1993 Constitution Not to Blame for Putin’s Authoritarian System, Shelin Says

File Photo of Kremlin Tower, St. Basil's, Red Square at Night

(Paul Goble – Window on Eurasia – Staunton, December 12, 2018)

Many analysts are inclined to blame the presidentialist nature of the 1993 Russian Constitution for the rise of authoritarianism under Vladimir Putin; but Sergey Shelin argues that is a mistake and that Putin’s approach to rule “arose not because a quarter of a century ago this document was adopted.”

The Rosbalt commentator says that the power vertical at the core of the Putin system has been built on the basis of more or less informal understandings rather than on the basis of constitutions or laws. Thus, whatever defects the constitution has – and it has many, he says – it didn’t provide the road map to today (rosbalt.ru/blogs/2018/12/12/1752413.html).

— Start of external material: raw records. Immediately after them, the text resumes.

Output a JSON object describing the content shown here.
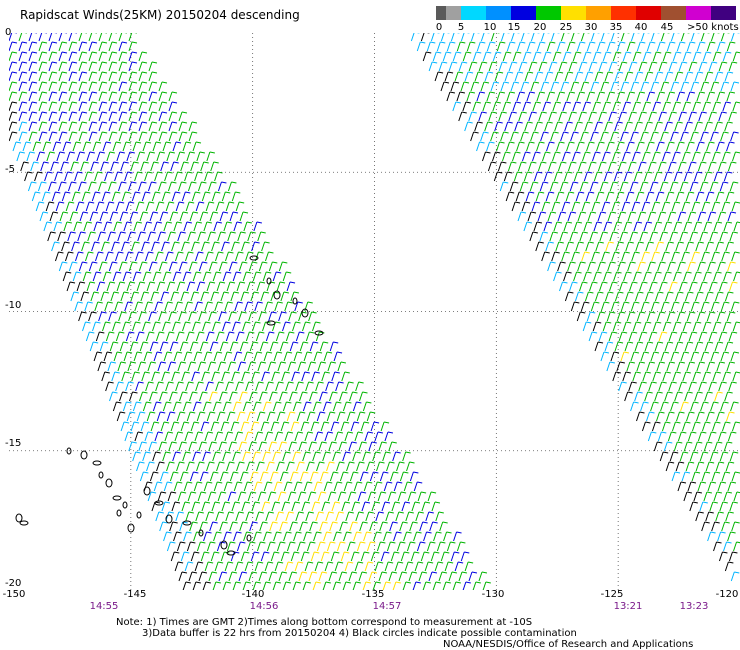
{
  "title": "Rapidscat Winds(25KM) 20150204 descending",
  "colorbar": {
    "labels": [
      "0",
      "5",
      "10",
      "15",
      "20",
      "25",
      "30",
      "35",
      "40",
      "45",
      ">50 knots"
    ],
    "colors": [
      "#5a5a5a",
      "#a0a0a0",
      "#00d8ff",
      "#0090ff",
      "#0000e0",
      "#00c800",
      "#ffe000",
      "#ffa000",
      "#ff3000",
      "#e00000",
      "#a05030",
      "#d000d0",
      "#8000c0",
      "#400080"
    ]
  },
  "lat_labels": [
    "0",
    "-5",
    "-10",
    "-15",
    "-20"
  ],
  "lon_labels": [
    "-150",
    "-145",
    "-140",
    "-135",
    "-130",
    "-125",
    "-120"
  ],
  "time_labels": [
    "14:55",
    "14:56",
    "14:57",
    "13:21",
    "13:23"
  ],
  "notes": {
    "line1": "Note: 1) Times are GMT 2)Times along bottom correspond to measurement at -10S",
    "line2": "3)Data buffer is 22 hrs from 20150204 4) Black circles indicate possible contamination",
    "line3": "NOAA/NESDIS/Office of Research and Applications"
  },
  "map": {
    "lat_range": [
      -20,
      0
    ],
    "lon_range": [
      -150,
      -120
    ],
    "grid": "dotted",
    "wind_colors": {
      "black": "#000000",
      "light_blue": "#00b4ff",
      "blue": "#0000e0",
      "green": "#00b400",
      "yellow": "#ffe000"
    }
  }
}
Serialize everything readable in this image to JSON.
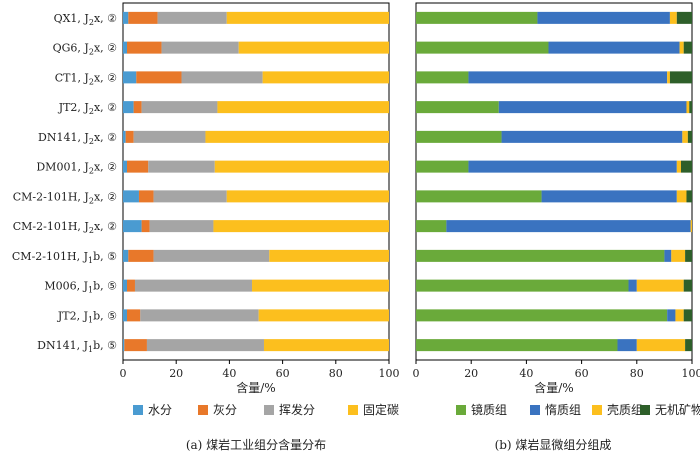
{
  "chart_data": [
    {
      "type": "bar",
      "orientation": "horizontal",
      "stacked": true,
      "caption": "(a) 煤岩工业组分含量分布",
      "xlabel": "含量/%",
      "xlim": [
        0,
        100
      ],
      "xticks": [
        "0",
        "20",
        "40",
        "60",
        "80",
        "100"
      ],
      "categories": [
        {
          "main": "QX1, J",
          "sub": "2",
          "rest": "x, ②"
        },
        {
          "main": "QG6, J",
          "sub": "2",
          "rest": "x, ②"
        },
        {
          "main": "CT1, J",
          "sub": "2",
          "rest": "x, ②"
        },
        {
          "main": "JT2, J",
          "sub": "2",
          "rest": "x, ②"
        },
        {
          "main": "DN141, J",
          "sub": "2",
          "rest": "x, ②"
        },
        {
          "main": "DM001, J",
          "sub": "2",
          "rest": "x, ②"
        },
        {
          "main": "CM-2-101H, J",
          "sub": "2",
          "rest": "x, ②"
        },
        {
          "main": "CM-2-101H, J",
          "sub": "2",
          "rest": "x, ②"
        },
        {
          "main": "CM-2-101H, J",
          "sub": "1",
          "rest": "b, ⑤"
        },
        {
          "main": "M006, J",
          "sub": "1",
          "rest": "b, ⑤"
        },
        {
          "main": "JT2, J",
          "sub": "1",
          "rest": "b, ⑤"
        },
        {
          "main": "DN141, J",
          "sub": "1",
          "rest": "b, ⑤"
        }
      ],
      "series": [
        {
          "name": "水分",
          "color": "#4a9bd1",
          "values": [
            2,
            1.5,
            5,
            4,
            1,
            1.5,
            6,
            7,
            2,
            1.5,
            1.5,
            0.5
          ]
        },
        {
          "name": "灰分",
          "color": "#e8782a",
          "values": [
            11,
            13,
            17,
            3,
            3,
            8,
            5.5,
            3,
            9.5,
            3,
            5,
            8.5
          ]
        },
        {
          "name": "挥发分",
          "color": "#a5a5a5",
          "values": [
            26,
            29,
            30.5,
            28.5,
            27,
            25,
            27.5,
            24,
            43.5,
            44,
            44.5,
            44
          ]
        },
        {
          "name": "固定碳",
          "color": "#fcbf1e",
          "values": [
            61,
            56.5,
            47.5,
            64.5,
            69,
            65.5,
            61,
            66,
            45,
            51.5,
            49,
            47
          ]
        }
      ]
    },
    {
      "type": "bar",
      "orientation": "horizontal",
      "stacked": true,
      "caption": "(b) 煤岩显微组分组成",
      "xlabel": "含量/%",
      "xlim": [
        0,
        100
      ],
      "xticks": [
        "0",
        "20",
        "40",
        "60",
        "80",
        "100"
      ],
      "series": [
        {
          "name": "镜质组",
          "color": "#6aaa3a",
          "values": [
            44,
            48,
            19,
            30,
            31,
            19,
            45.5,
            11,
            90,
            77,
            91,
            73
          ]
        },
        {
          "name": "惰质组",
          "color": "#3a73c0",
          "values": [
            48,
            47.5,
            72,
            68,
            65.5,
            75.5,
            49,
            88.5,
            2.5,
            3,
            3,
            7
          ]
        },
        {
          "name": "壳质组",
          "color": "#fcbf1e",
          "values": [
            2.5,
            1.5,
            1,
            1,
            2,
            1.5,
            3.5,
            0.5,
            5,
            17,
            3,
            17.5
          ]
        },
        {
          "name": "无机矿物",
          "color": "#2e5f2a",
          "values": [
            5.5,
            3,
            8,
            1,
            1.5,
            4,
            2,
            0,
            2.5,
            3,
            3,
            2.5
          ]
        }
      ]
    }
  ]
}
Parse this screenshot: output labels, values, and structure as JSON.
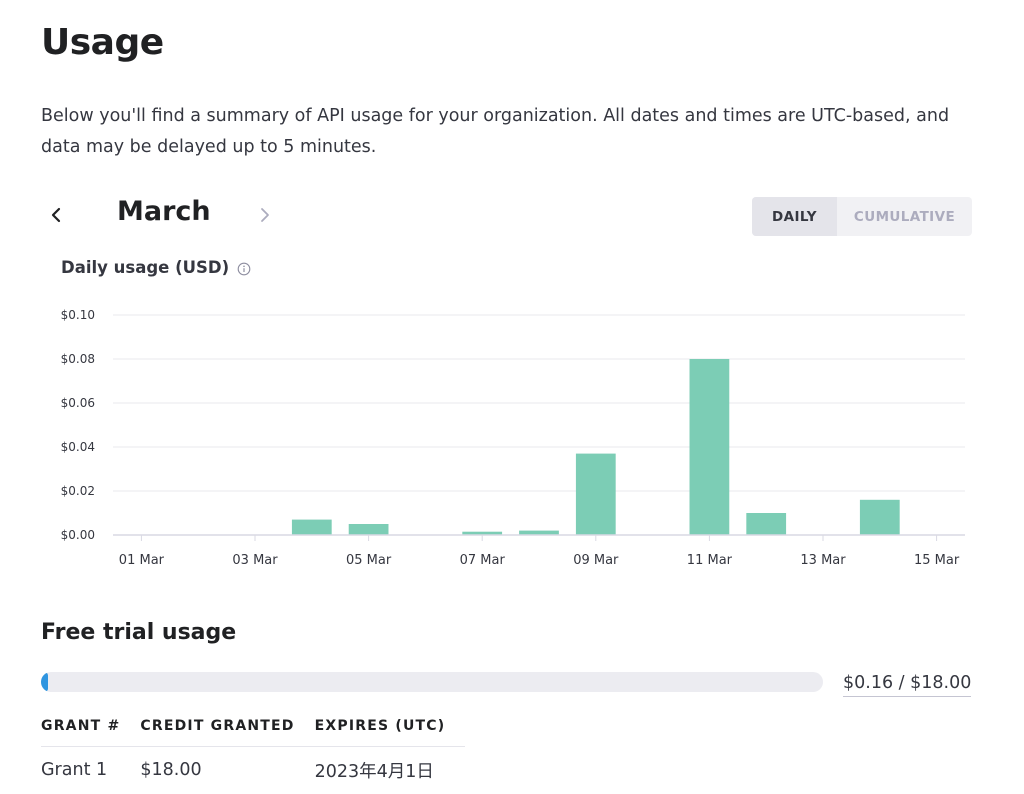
{
  "page": {
    "title": "Usage",
    "intro": "Below you'll find a summary of API usage for your organization. All dates and times are UTC-based, and data may be delayed up to 5 minutes."
  },
  "month_nav": {
    "prev_icon": "chevron-left-icon",
    "month": "March",
    "next_icon": "chevron-right-icon"
  },
  "view_toggle": {
    "options": [
      "DAILY",
      "CUMULATIVE"
    ],
    "selected": "DAILY"
  },
  "chart": {
    "title": "Daily usage (USD)",
    "info_icon": "info-icon"
  },
  "chart_data": {
    "type": "bar",
    "title": "Daily usage (USD)",
    "xlabel": "",
    "ylabel": "",
    "x_ticks": [
      "01 Mar",
      "03 Mar",
      "05 Mar",
      "07 Mar",
      "09 Mar",
      "11 Mar",
      "13 Mar",
      "15 Mar"
    ],
    "y_ticks": [
      "$0.00",
      "$0.02",
      "$0.04",
      "$0.06",
      "$0.08",
      "$0.10"
    ],
    "ylim": [
      0,
      0.1
    ],
    "categories": [
      "01 Mar",
      "02 Mar",
      "03 Mar",
      "04 Mar",
      "05 Mar",
      "06 Mar",
      "07 Mar",
      "08 Mar",
      "09 Mar",
      "10 Mar",
      "11 Mar",
      "12 Mar",
      "13 Mar",
      "14 Mar",
      "15 Mar"
    ],
    "values": [
      0,
      0,
      0,
      0.007,
      0.005,
      0,
      0.0015,
      0.002,
      0.037,
      0,
      0.08,
      0.01,
      0,
      0.016,
      0
    ],
    "grid": true,
    "colors": {
      "bar": "#7ccdb5",
      "grid": "#e8e8ee",
      "axis": "#d9d9e3",
      "tick_text": "#353740"
    }
  },
  "free_trial": {
    "title": "Free trial usage",
    "used": 0.16,
    "total": 18.0,
    "label": "$0.16 / $18.00",
    "bar_color": "#2f95e0"
  },
  "grants_table": {
    "headers": [
      "GRANT #",
      "CREDIT GRANTED",
      "EXPIRES (UTC)"
    ],
    "rows": [
      [
        "Grant 1",
        "$18.00",
        "2023年4月1日"
      ]
    ]
  }
}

“The 1993 Constitution is the first Basic Law in Russian history, the initiators of which seriously intended to live and work within its framework. And for a good decade,” Shelin continues, “it could be called effective” in that regard. Indeed, it put into legal form the results of “the small civil war” which had occurred two months before.

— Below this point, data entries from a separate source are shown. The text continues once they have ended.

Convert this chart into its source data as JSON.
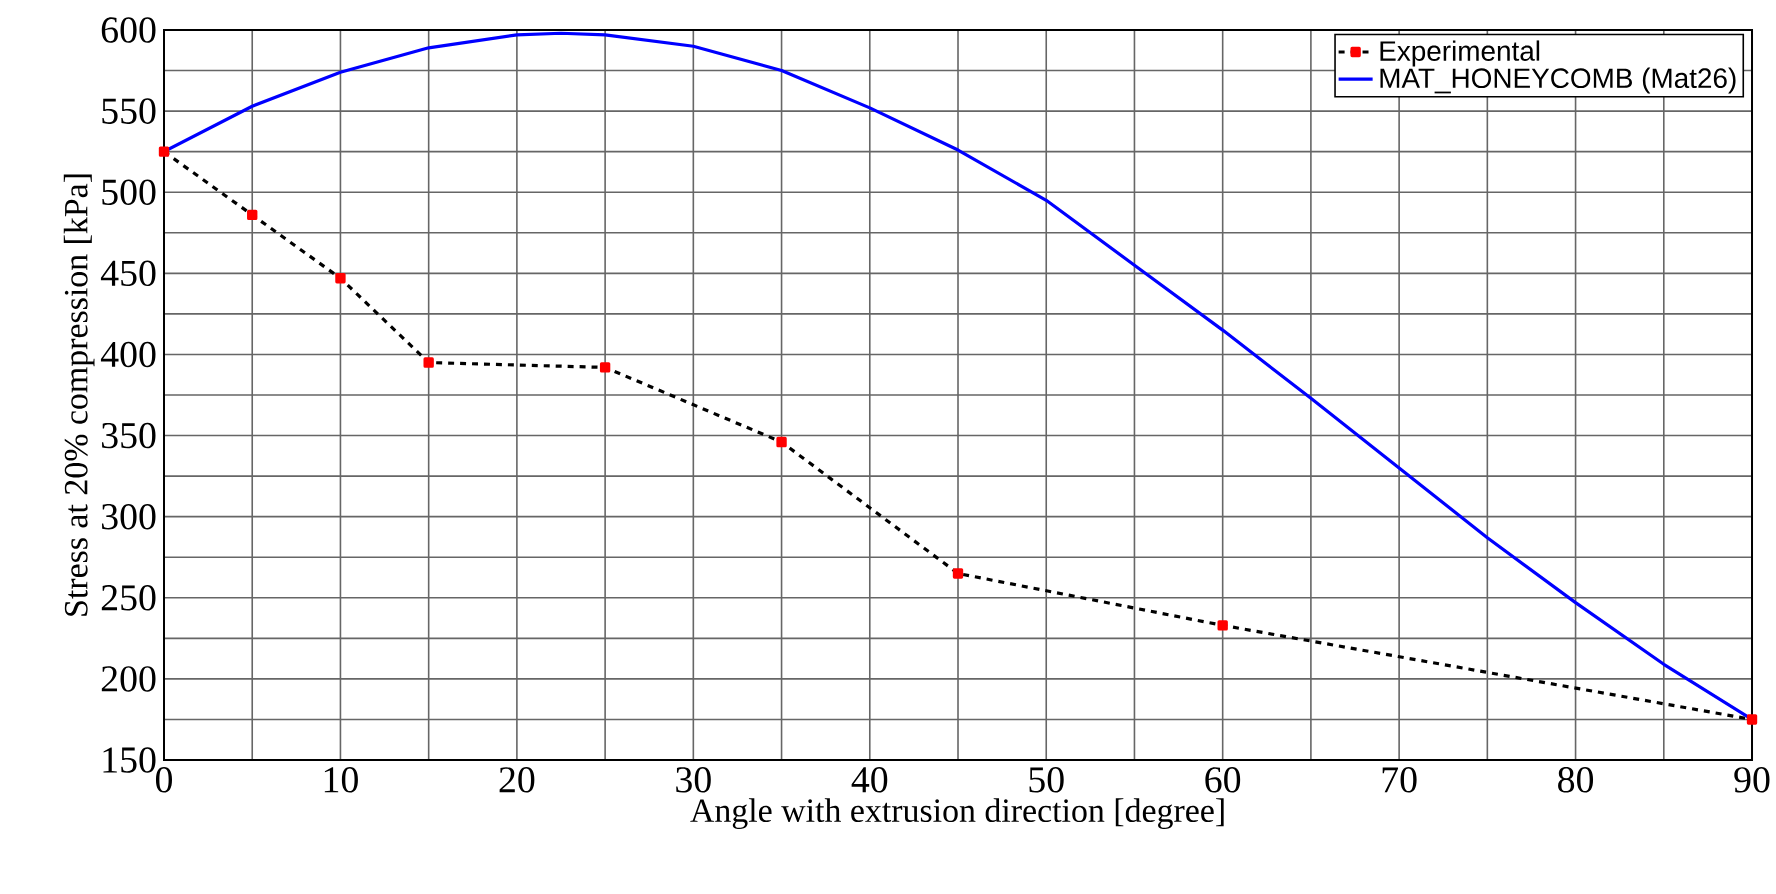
{
  "chart_data": {
    "type": "line",
    "xlabel": "Angle with extrusion direction [degree]",
    "ylabel": "Stress at 20% compression [kPa]",
    "xlim": [
      0,
      90
    ],
    "ylim": [
      150,
      600
    ],
    "xticks": [
      0,
      {
        "value": 5,
        "label": null
      },
      10,
      {
        "value": 15,
        "label": null
      },
      20,
      {
        "value": 25,
        "label": null
      },
      30,
      {
        "value": 35,
        "label": null
      },
      40,
      {
        "value": 45,
        "label": null
      },
      50,
      {
        "value": 55,
        "label": null
      },
      60,
      {
        "value": 65,
        "label": null
      },
      70,
      {
        "value": 75,
        "label": null
      },
      80,
      {
        "value": 85,
        "label": null
      },
      90
    ],
    "yticks": [
      150,
      {
        "value": 175,
        "label": null
      },
      200,
      {
        "value": 225,
        "label": null
      },
      250,
      {
        "value": 275,
        "label": null
      },
      300,
      {
        "value": 325,
        "label": null
      },
      350,
      {
        "value": 375,
        "label": null
      },
      400,
      {
        "value": 425,
        "label": null
      },
      450,
      {
        "value": 475,
        "label": null
      },
      500,
      {
        "value": 525,
        "label": null
      },
      550,
      {
        "value": 575,
        "label": null
      },
      600
    ],
    "grid": true,
    "legend": "top right",
    "series": [
      {
        "name": "Experimental",
        "color": "#000000",
        "line_style": "dashed",
        "marker": "square",
        "x": [
          0,
          5,
          10,
          15,
          25,
          35,
          45,
          60,
          90
        ],
        "values": [
          525,
          486,
          447,
          395,
          392,
          346,
          265,
          233,
          175
        ]
      },
      {
        "name": "MAT_HONEYCOMB (Mat26)",
        "color": "#0000ff",
        "line_style": "solid",
        "marker": "none",
        "x": [
          0,
          5,
          10,
          15,
          20,
          22.5,
          25,
          30,
          35,
          40,
          45,
          50,
          55,
          60,
          65,
          70,
          75,
          80,
          85,
          90
        ],
        "values": [
          525,
          553,
          574,
          589,
          597,
          598,
          597,
          590,
          575,
          552,
          526,
          495,
          455,
          415,
          373,
          330,
          287,
          247,
          209,
          175
        ]
      }
    ]
  }
}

And it did so in a remarkable way. “The victors at that time did not seek to make their rule absolute,” and they made it clear by the document they drafted, approved and for a time lived under, “wanted to construct a society of a contemporary type.” The Constitution reflects both of these things.

The constitution combines both a clear definition of rights, so clear that proclaiming them now in the streets could invite arrest, and a clear definition of the powers of the president to control many things, something Putin certainly wants to emphasize. But there is no simple answer to whether the 1993 document ineluctably led to Putinism.

“In October 1993,” Shelin says, “the presidential power won a victory in a difficult struggle and one of these tasks … was to ensure that such a struggle would not begin again, but the authorities did not attempt to legalize its role as the only power in the country.” Instead, it created a number of centers of power under the president.

But that is not the basic problem of the constitution. Its basic weaknesses concern federalism. “At some points, the subjects of the Federation are presented almost as autonomous states, but in others as territories entirely run from above.” The constitution did not resolve these disputes which had roiled the political scene in the early 1990s but simply put them on hold.

Despite its references to a single power system, Shelin says, “the Basic Law would not have interfered with the division of powers and the strengthening of rights if the country had wanted to move in that direction.” A quarter of a century ago, it looked like that might be a possibility. But that hasn’t happened.

“Today,” Shelin concludes, the 1993 Constitution is a monument to our 1990s, with all their unachieved hopes and missed opportunities.” It was not in and of itself a road map to where Russia is now.